In the psuche, it circulates thought, mental activity just as the physiological heart does the same with
blood.
It is the thinking part, analytical, reasoning part of the soul and dominant thinking part of the soul.
It is the target of Bible teaching, the Word of God.
The nous is the left or perceptive lobe and is designed for receptive comprehension.
The left lobe is designed to understand various types of data and to digest objective information.
The volition determines whether or not the objective information in the nous or perceptive lobe is
transferred to the kardia, i.e., the right lobe.
The perceptive process is different in the believer who is in fellowship with God from the unregenerate and
the believer who is out of fellowship with God.
So the perceptive process is the same in the believer who is out of fellowship with God and the
unregenerate.
The human spirit in the believer was designed by God to give the believer the ability to understand the
Word of God and the capacity to store it as well.
The Holy Spirit reveals or makes understandable the Word of God to the human spirit of the believer who
is in fellowship with God.
He reveals or makes understandable the will of God for the believer through the communication of the
Word of God.
The human spirit is not operational unless the believer is in fellowship with God.
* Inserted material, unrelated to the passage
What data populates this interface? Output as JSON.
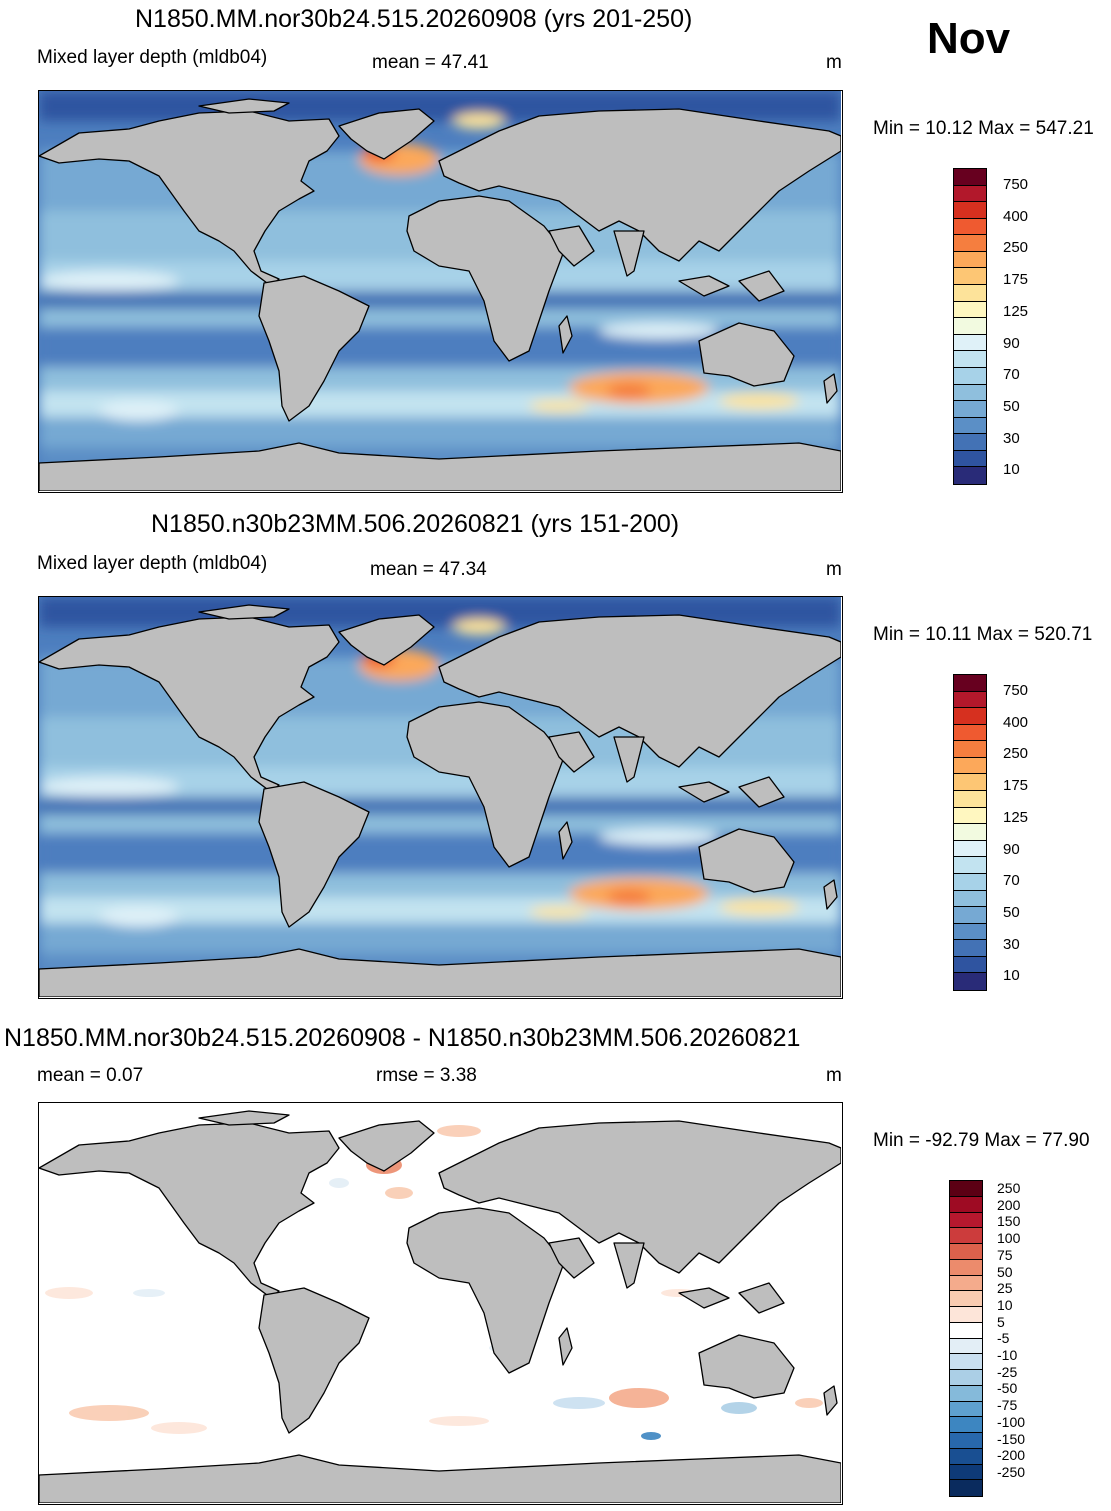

The believer who is in fellowship with God has no unacknowledged sin circulating in his stream of
consciousness and is permitting the Holy Spirit to control or influence his soul by means of the human
spirit.
The psuche or human soul was designed originally by God to be subordiante to the human spirit.
The believer who is in fellowship with God permits this to take place whereas the believer who is out of
fellowship does not permit this to take place.
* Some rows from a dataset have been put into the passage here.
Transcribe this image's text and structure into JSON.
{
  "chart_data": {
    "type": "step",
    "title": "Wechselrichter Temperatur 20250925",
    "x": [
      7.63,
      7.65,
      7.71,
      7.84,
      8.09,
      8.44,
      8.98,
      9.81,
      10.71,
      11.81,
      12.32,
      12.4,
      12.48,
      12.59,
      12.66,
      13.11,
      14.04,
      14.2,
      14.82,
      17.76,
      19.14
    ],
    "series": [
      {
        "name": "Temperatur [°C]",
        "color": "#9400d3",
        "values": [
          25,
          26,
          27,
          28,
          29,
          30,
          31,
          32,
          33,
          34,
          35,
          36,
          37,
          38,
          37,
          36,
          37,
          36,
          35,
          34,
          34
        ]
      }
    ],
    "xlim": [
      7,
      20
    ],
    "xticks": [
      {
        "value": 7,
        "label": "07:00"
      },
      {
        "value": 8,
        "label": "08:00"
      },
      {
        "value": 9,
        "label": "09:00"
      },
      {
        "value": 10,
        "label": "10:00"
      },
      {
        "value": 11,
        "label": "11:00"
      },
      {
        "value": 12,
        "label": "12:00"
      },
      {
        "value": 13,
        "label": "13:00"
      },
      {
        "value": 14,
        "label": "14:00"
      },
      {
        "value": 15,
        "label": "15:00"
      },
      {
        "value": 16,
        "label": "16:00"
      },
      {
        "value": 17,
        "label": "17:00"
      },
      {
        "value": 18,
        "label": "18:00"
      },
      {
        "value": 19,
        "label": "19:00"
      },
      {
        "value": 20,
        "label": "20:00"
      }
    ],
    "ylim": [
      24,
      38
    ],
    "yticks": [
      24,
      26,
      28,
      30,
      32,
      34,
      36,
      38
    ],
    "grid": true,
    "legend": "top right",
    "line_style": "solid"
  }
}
The unregenerate and the believer who is out of fellowship are said to be psuchikos, soulish, whereas the
believer who is in fellowship with God is said to be pneumatikos, spiritual.
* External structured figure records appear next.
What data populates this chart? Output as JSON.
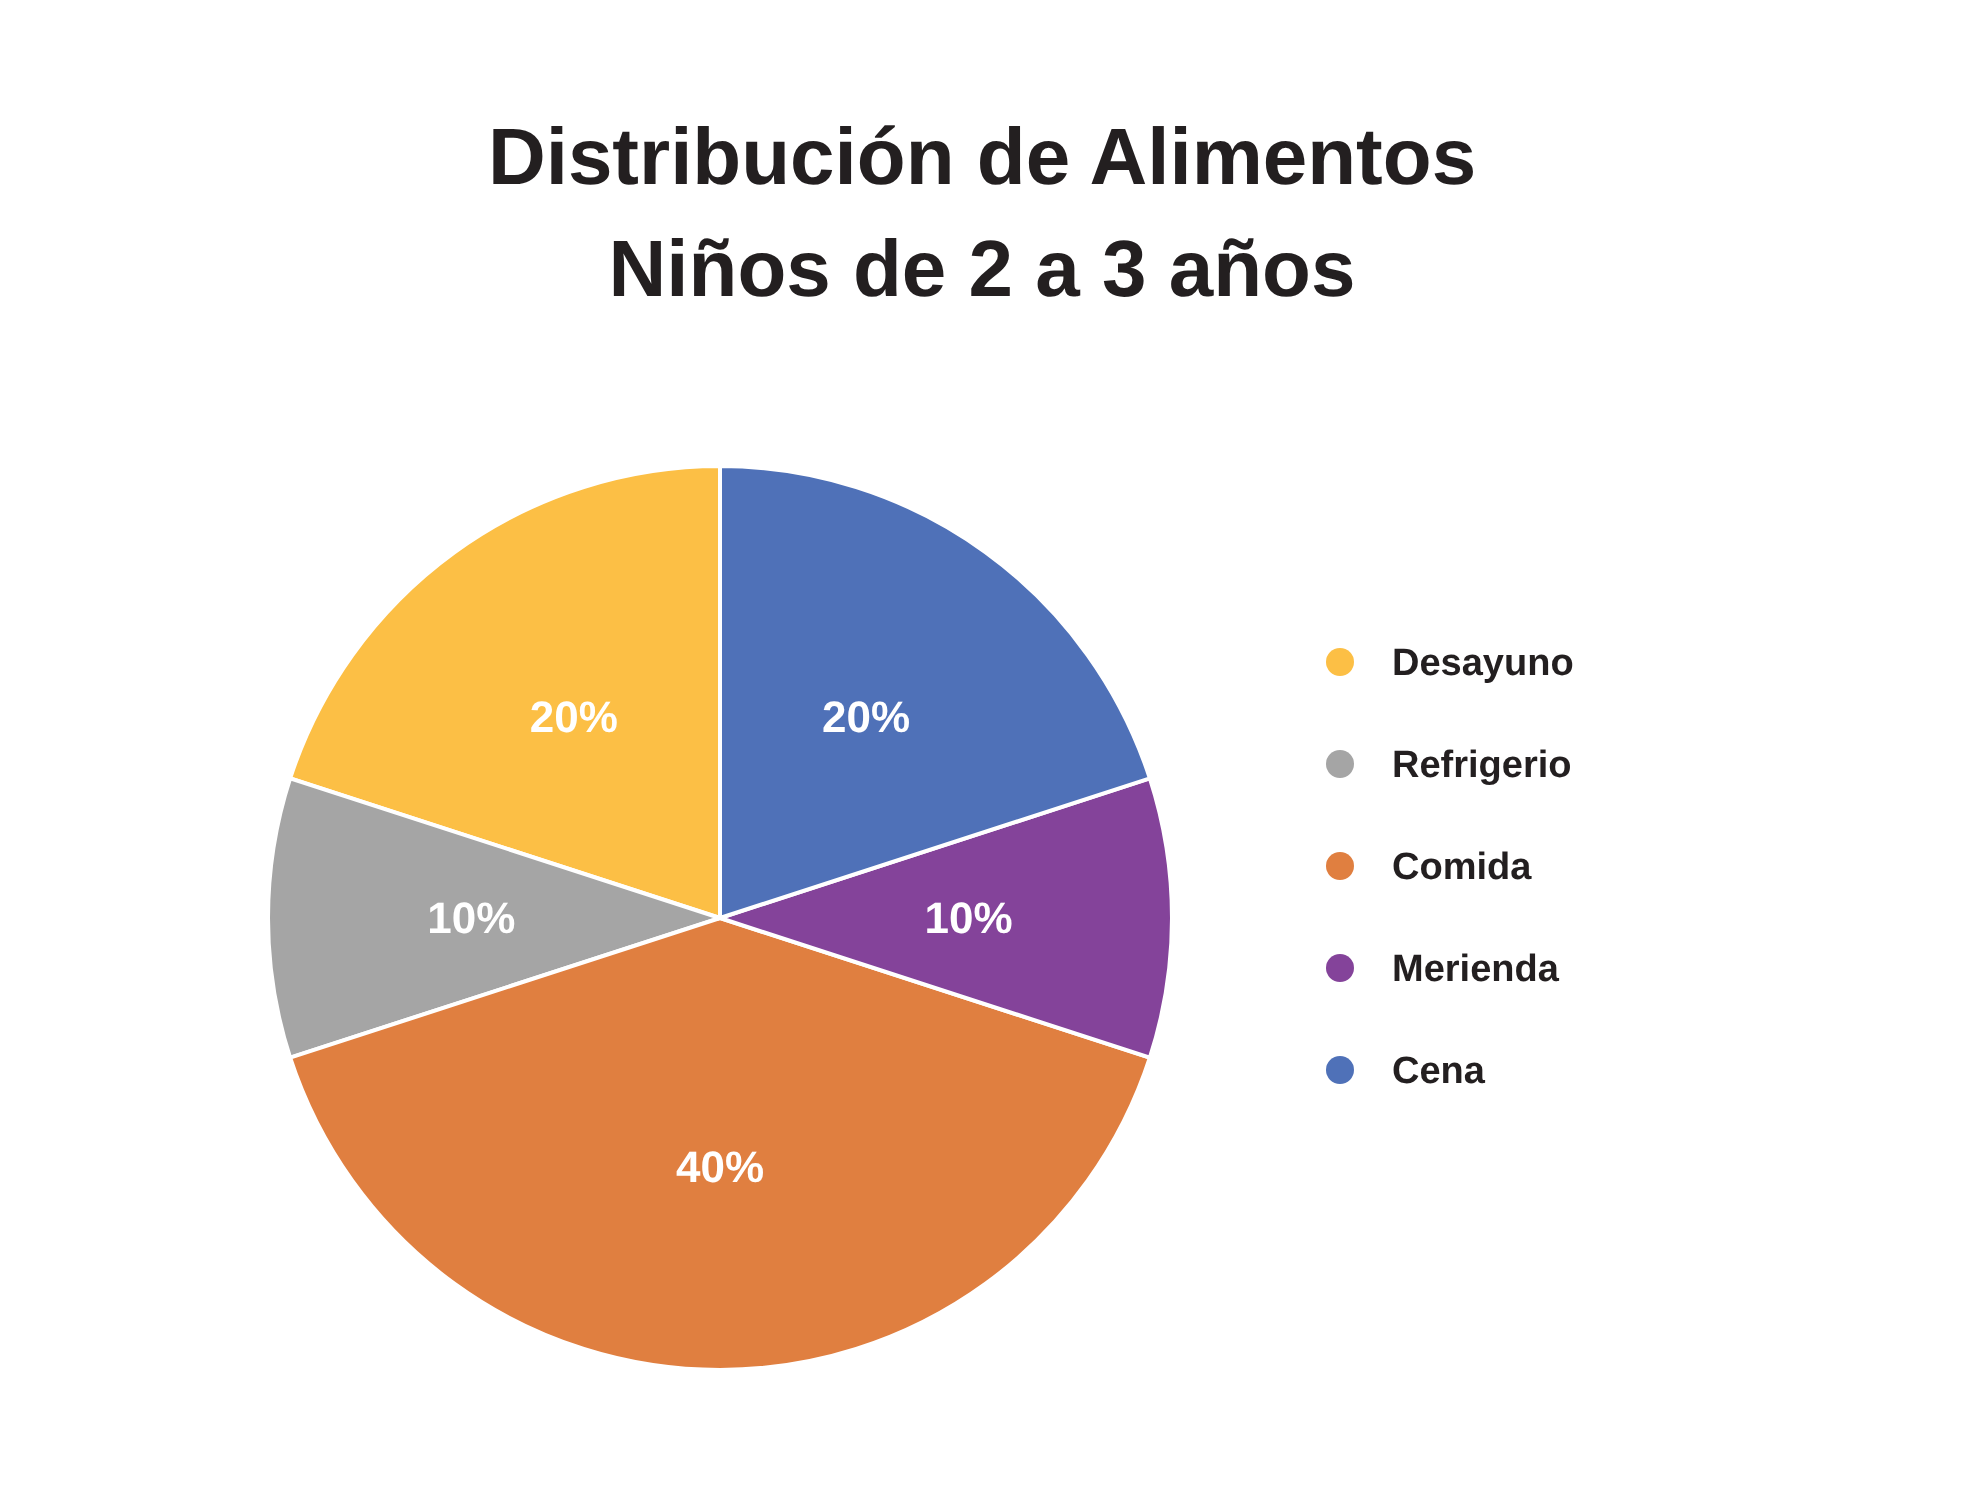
{
  "chart_data": {
    "type": "pie",
    "title": "Distribución de Alimentos\nNiños de 2 a 3 años",
    "categories": [
      "Desayuno",
      "Refrigerio",
      "Comida",
      "Merienda",
      "Cena"
    ],
    "values": [
      20,
      10,
      40,
      10,
      20
    ],
    "value_labels": [
      "20%",
      "10%",
      "40%",
      "10%",
      "20%"
    ],
    "colors": [
      "#fcbf45",
      "#a5a5a5",
      "#e07f40",
      "#84439a",
      "#4f71b8"
    ],
    "legend": "right"
  }
}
The believer in fellowship is said to be spiritual because he is permitting the Holy Spirit to reveal the will
of God through the communication of the Word of God to the believers human spirit.
When an unregenerate person hears information from the cosmic system it enters his nous where it is
gnosis information.
If he makes a decision to accept this cosmic information, it is transferred from then nous to the kardia
where it becomes epignosis information.
Epignosis information is knowledge that is applied to the kardia, the dominant lobe.
It then becomes a part of the persons frame of reference, their memory center, their vocabulary, and
classification of their thoughts.
It forms their conscience where it becomes a part of their norms and standards.
Lastly, epignosis is the mental attitude of the person.
Now the believer who is out of fellowship with God goes through the same process since he is not
permitting the Holy Spirit to reveal the will of God through the Word of God and he is not enabling his
human spirit to function.
When a believer in fellowship hears the communication of the Word of God it enters his nous where it is
gnosis information.
It is transferred to the kardia through the human spirit where it becomes epignosis information.
The epignosis information though is spiritual phenomena, i.e. divine viewpoint whereas the unregenerate
and the psuchikos believer possess only cosmic information, i.e. Satanic viewpoint.
When the epignosis information in the believer is spiritual phenomena, i.e. the Word of God becomes a
part of the believers frame of reference, their memory center, their vocabulary and the classification of
thoughts.
The Word of God now forms their norms and standards since it becomes a part of their conscience.
It is also cleans out the subconscience of the believer where the everything shocking, experiences in
adversities, failure and disappointment are stored.
The believers mental attitude is now based upon the Word of God as result of being in fellowship.
52. So gnosis information is either cosmic or divine viewpoint and likewise epignosis information is either
divine viewpoint or cosmic viewpoint.
53. The believer must make a decision to get in fellowship and then to either accept or reject the Word of God
as it is revealed to the believers human spirit by the Holy Spirit.